The closing of St. Vincent's Hospital in New York City last spring created a crisis for those relatively few women seeking home birth with midwives, and provided an object lesson in the difficulties the requirement for a written practice agreement could create. By June, seven midwives who had had WPAs with St. Vincent's were still scrambling to find doctors willing and/or able to formally partner with them, and hundreds of mothers who had been planning to deliver at home were in a state of limbo.

Beyond the immediate concerns, though, the ease with which the bills sailed through the New York legislature — the vote was unanimous in the Senate — suggests that midwifery has attained a mature level of acceptance in New York, which has perhaps 900 midwives, more than any other state.

Assemblywoman Amy Paulin, for example, one of the bill's sponsors, had her children with midwives, including two home births.

Groups that represent midwives emerged as effective lobbyists for the bill, mustering thousands of calls, emails and signatures on petitions.

Meanwhile, ACOG's efforts were notable for gaffes like a quote in the New York Times from Donna Montalto,  executive director of ACOG's New York division, who said physicians might balk at providing emergency care without a WPA.

“What obstetrician who has never seen the patient, doesn’t know the midwife, and happens to be at home at their son’s baseball game is going to say, ‘Sure, I’ll come in and take care of your patient,’?” Montalto said.

Perhaps most importantly, the new act affirms the view that birth is a natural event, and not necessarily a medical one. New York legislators have given midwives a vote of confidence, one that could portend a significant shift in attitudes about childbirth.

"Pregnant Graffiti" by Petteri Sulonen

Specialists in women and babies

The American College of Obstetricians and Gynecologists was founded in Chicago in 1951, the latest in a line of associations that has sought to serve the organizational needs of specialists in medicine for women.

By the time the organization was founded, the controversy over whether the two specialties should be practiced separately or together had been largely resolved, which reflected an improvement of the status of obstetrics. (One 19th century proponent of keeping the two disciplines together had characterized obstetrics as "the portal to the temple of gynecology.")

Obstetricians are not the only doctors who deliver babies — family physicians attend about 20 percent of births nationally, and midwives, mostly nurse-midwives, handled about 8 percent of births in 2004. Still, obstetricians deliver the majority of American babies.

ACOG membership is voluntary.
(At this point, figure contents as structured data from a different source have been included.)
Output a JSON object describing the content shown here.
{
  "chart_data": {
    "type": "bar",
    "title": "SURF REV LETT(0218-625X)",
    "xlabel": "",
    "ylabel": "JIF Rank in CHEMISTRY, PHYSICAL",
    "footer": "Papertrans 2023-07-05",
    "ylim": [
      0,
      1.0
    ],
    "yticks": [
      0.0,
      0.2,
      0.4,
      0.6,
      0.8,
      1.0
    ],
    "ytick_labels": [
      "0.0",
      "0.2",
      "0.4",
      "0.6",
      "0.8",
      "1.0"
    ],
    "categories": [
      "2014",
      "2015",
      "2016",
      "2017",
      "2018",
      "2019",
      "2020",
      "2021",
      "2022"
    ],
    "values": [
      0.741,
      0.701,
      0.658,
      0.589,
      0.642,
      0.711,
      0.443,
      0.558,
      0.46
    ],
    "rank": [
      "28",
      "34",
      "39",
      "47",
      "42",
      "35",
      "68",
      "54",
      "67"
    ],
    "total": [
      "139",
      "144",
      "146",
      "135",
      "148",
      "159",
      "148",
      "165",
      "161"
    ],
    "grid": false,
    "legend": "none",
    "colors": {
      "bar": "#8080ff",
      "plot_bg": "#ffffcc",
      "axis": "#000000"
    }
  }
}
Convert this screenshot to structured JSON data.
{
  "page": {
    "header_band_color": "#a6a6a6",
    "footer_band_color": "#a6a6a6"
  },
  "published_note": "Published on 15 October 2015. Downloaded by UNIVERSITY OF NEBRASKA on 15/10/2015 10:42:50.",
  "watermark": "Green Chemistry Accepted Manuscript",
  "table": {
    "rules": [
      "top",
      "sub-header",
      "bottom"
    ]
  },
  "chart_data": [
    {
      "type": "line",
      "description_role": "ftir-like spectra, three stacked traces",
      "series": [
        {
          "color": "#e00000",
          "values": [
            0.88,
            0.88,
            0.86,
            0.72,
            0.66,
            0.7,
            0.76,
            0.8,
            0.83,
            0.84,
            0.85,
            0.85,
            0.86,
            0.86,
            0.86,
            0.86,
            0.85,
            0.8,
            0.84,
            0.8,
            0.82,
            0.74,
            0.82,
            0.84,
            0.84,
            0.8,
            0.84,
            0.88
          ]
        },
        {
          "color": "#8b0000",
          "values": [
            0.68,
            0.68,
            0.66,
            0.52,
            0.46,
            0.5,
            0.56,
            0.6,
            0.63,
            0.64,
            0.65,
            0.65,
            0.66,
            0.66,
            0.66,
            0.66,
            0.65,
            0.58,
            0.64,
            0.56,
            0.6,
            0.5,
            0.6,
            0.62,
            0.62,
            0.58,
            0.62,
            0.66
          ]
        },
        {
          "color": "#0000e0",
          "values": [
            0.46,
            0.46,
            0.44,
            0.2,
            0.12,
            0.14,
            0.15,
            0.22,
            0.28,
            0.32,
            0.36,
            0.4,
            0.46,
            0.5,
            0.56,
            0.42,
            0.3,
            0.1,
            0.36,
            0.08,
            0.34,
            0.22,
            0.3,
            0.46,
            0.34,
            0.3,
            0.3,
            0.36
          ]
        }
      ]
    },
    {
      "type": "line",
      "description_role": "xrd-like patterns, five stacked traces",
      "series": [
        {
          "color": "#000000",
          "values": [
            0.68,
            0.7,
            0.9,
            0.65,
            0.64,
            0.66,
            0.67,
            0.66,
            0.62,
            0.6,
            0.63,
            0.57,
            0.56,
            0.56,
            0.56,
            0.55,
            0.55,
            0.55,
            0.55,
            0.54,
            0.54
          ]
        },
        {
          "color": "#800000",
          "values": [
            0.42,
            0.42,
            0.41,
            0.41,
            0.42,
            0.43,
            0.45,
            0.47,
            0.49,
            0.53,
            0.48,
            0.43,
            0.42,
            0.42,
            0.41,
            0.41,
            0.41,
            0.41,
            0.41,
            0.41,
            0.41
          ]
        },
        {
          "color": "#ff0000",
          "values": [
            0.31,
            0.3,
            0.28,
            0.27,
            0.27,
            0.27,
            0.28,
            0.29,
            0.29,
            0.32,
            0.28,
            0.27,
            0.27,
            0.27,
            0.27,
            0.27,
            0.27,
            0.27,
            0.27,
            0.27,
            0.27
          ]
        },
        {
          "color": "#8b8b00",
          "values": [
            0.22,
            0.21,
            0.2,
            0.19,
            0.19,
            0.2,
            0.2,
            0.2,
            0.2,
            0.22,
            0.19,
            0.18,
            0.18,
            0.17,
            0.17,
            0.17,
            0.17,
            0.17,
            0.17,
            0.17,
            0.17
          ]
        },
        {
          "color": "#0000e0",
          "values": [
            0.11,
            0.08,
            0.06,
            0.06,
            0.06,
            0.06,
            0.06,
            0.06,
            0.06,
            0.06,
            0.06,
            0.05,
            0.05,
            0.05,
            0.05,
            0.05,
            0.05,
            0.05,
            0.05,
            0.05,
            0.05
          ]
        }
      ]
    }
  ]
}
The group, now headquartered in Washington, D.C., has 52,000 members, more than 90 percent of board-certified OB-GYNs. Important ACOG activities include the annual meeting, continuing education and the publication of the monthly journal Obstetrics and Gynecology, the so-called Green Journal.

Some of  ACOG's members are specialists in maternal-fetal medicine, gynecologic oncology, reproductive endocrinology, and other areas.